Pycnocentrodes aeris, also known as the common stony-cased caddisfly, is a species of caddisfly belonging to the family Conoesucidae. The species was first described by Keith Arthur John Wise in 1958, and is endemic to New Zealand.

==Taxonomy==

The species was identified by Wise in 1958, based on a specimen collected from Kinloch on the northern shores of Lake Wakatipu in 1926 by C. E. Clarke.

==Description==

Wise's original text (the type description) reads as follows:

ANTERIOR WING almost colourless, markings pale testaceous being two elongate transverse dots near base and two parallel transverse lines arising where S_{c} and R_{1} meet the costa and finishing at two-thirds where they join abruptly and continue as a single line almost to the dorsum just before the tornus. POSTERIOR WING almost colourless.
WING VENATION. Differs mainly from P. aureola (McLachlan) in the posterior wing where R_{2} and R_{3} arise separately, as in P. chiltoni
Tillyard, and from P. chiltoni in the anterior wing where apical fork 3 is fully formed, as in P. aureola. Length of anterior wing, 7-10 mm. Genitalia♂. Very close to P. aureola except that the spurs of the penis arise from its apex which is truncate and slightly bifid above. The spurs are moderately long, straight, and lie along each side of the penis..

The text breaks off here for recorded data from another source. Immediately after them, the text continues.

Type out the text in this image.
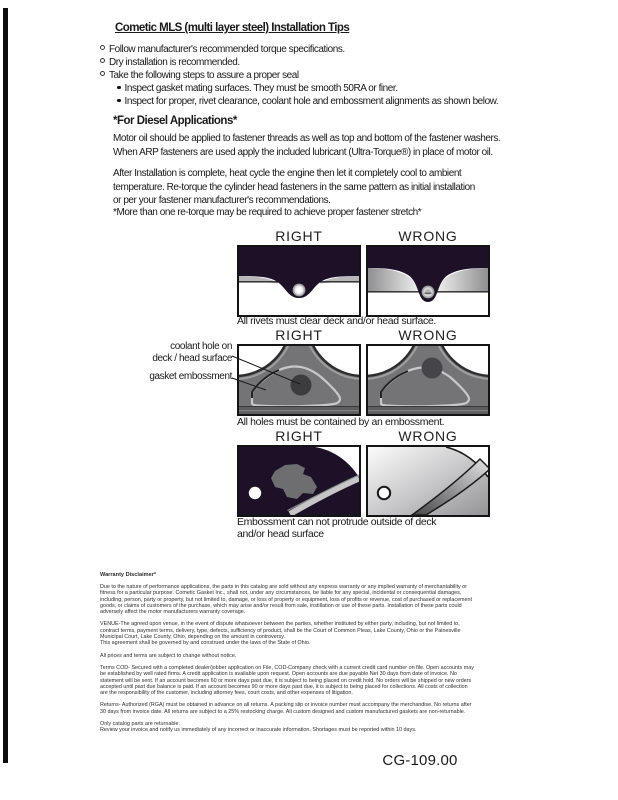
Cometic MLS (multi layer steel) Installation Tips
Follow manufacturer's recommended torque specifications.
Dry installation is recommended.
Take the following steps to assure a proper seal
Inspect gasket mating surfaces. They must be smooth 50RA or finer.
Inspect for proper, rivet clearance, coolant hole and embossment alignments as shown below.
*For Diesel Applications*
Motor oil should be applied to fastener threads as well as top and bottom of the fastener washers.
When ARP fasteners are used apply the included lubricant (Ultra-Torque®) in place of motor oil.
After Installation is complete, heat cycle the engine then let it completely cool to ambient
temperature. Re-torque the cylinder head fasteners in the same pattern as initial installation
or per your fastener manufacturer's recommendations.
*More than one re-torque may be required to achieve proper fastener stretch*
RIGHT	WRONG
All rivets must clear deck and/or head surface.
RIGHT	WRONG
coolant hole on
deck / head surface
gasket embossment
All holes must be contained by an embossment.
RIGHT	WRONG
Embossment can not protrude outside of deck
and/or head surface
Warranty Disclaimer*
Due to the nature of performance applications, the parts in this catalog are sold without any express warranty or any implied warranty of merchantability or
fitness for a particular purpose. Cometic Gasket Inc., shall not, under any circumstances, be liable for any special, incidental or consequential damages,
including, person, party or property, but not limited to, damage, or loss of property or equipment, loss of profits or revenue, cost of purchased or replacement
goods, or claims of customers of the purchase, which may arise and/or result from sale, instillation or use of these parts. Installation of these parts could
adversely affect the motor manufacturers warranty coverage.
VENUE-The agreed upon venue, in the event of dispute whatsoever between the parties, whether instituted by either party, including, but not limited to,
contract terms, payment terms, delivery, type, defects, sufficiency of product, shall be the Court of Common Pleas, Lake County, Ohio or the Painesville
Municipal Court, Lake County, Ohio, depending on the amount in controversy.
This agreement shall be governed by and construed under the laws of the State of Ohio.
All prices and terms are subject to change without notice.
Terms COD- Secured with a completed dealer/jobber application on File, COD-Company check with a current credit card number on file. Open accounts may
be established by well rated firms. A credit application is available upon request. Open accounts are due payable Net 30 days from date of invoice. No
statement will be sent. If an account becomes 60 or more days past due, it is subject to being placed on credit hold. No orders will be shipped or new orders
accepted until past due balance is paid. If an account becomes 90 or more days past due, it is subject to being placed for collections. All costs of collection
are the responsibility of the customer, including attorney fees, court costs, and other expenses of litigation.
Returns- Authorized (RGA) must be obtained in advance on all returns. A packing slip or invoice number must accompany the merchandise. No returns after
30 days from invoice date. All returns are subject to a 25% restocking charge. All custom designed and custom manufactured gaskets are non-returnable.
Only catalog parts are returnable.
Review your invoice and notify us immediately of any incorrect or inaccurate information. Shortages must be reported within 10 days.
CG-109.00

Wise noted that the species could be differentiated from other Pycnocentrodes due to the colour and pattern of its anterior wings.

Specimens have an average forewing length of 8 mm and hind wing length of 5.6 mm.

==Distribution and habitat==

The species is endemic to New Zealand, and is the most widespread Pycnocentrodes in the country, found across both the North Island and South Island.

==Behaviour==

P. aeris larvae form cases by binding together sand particles and silk, and occasionally repair damaged cases.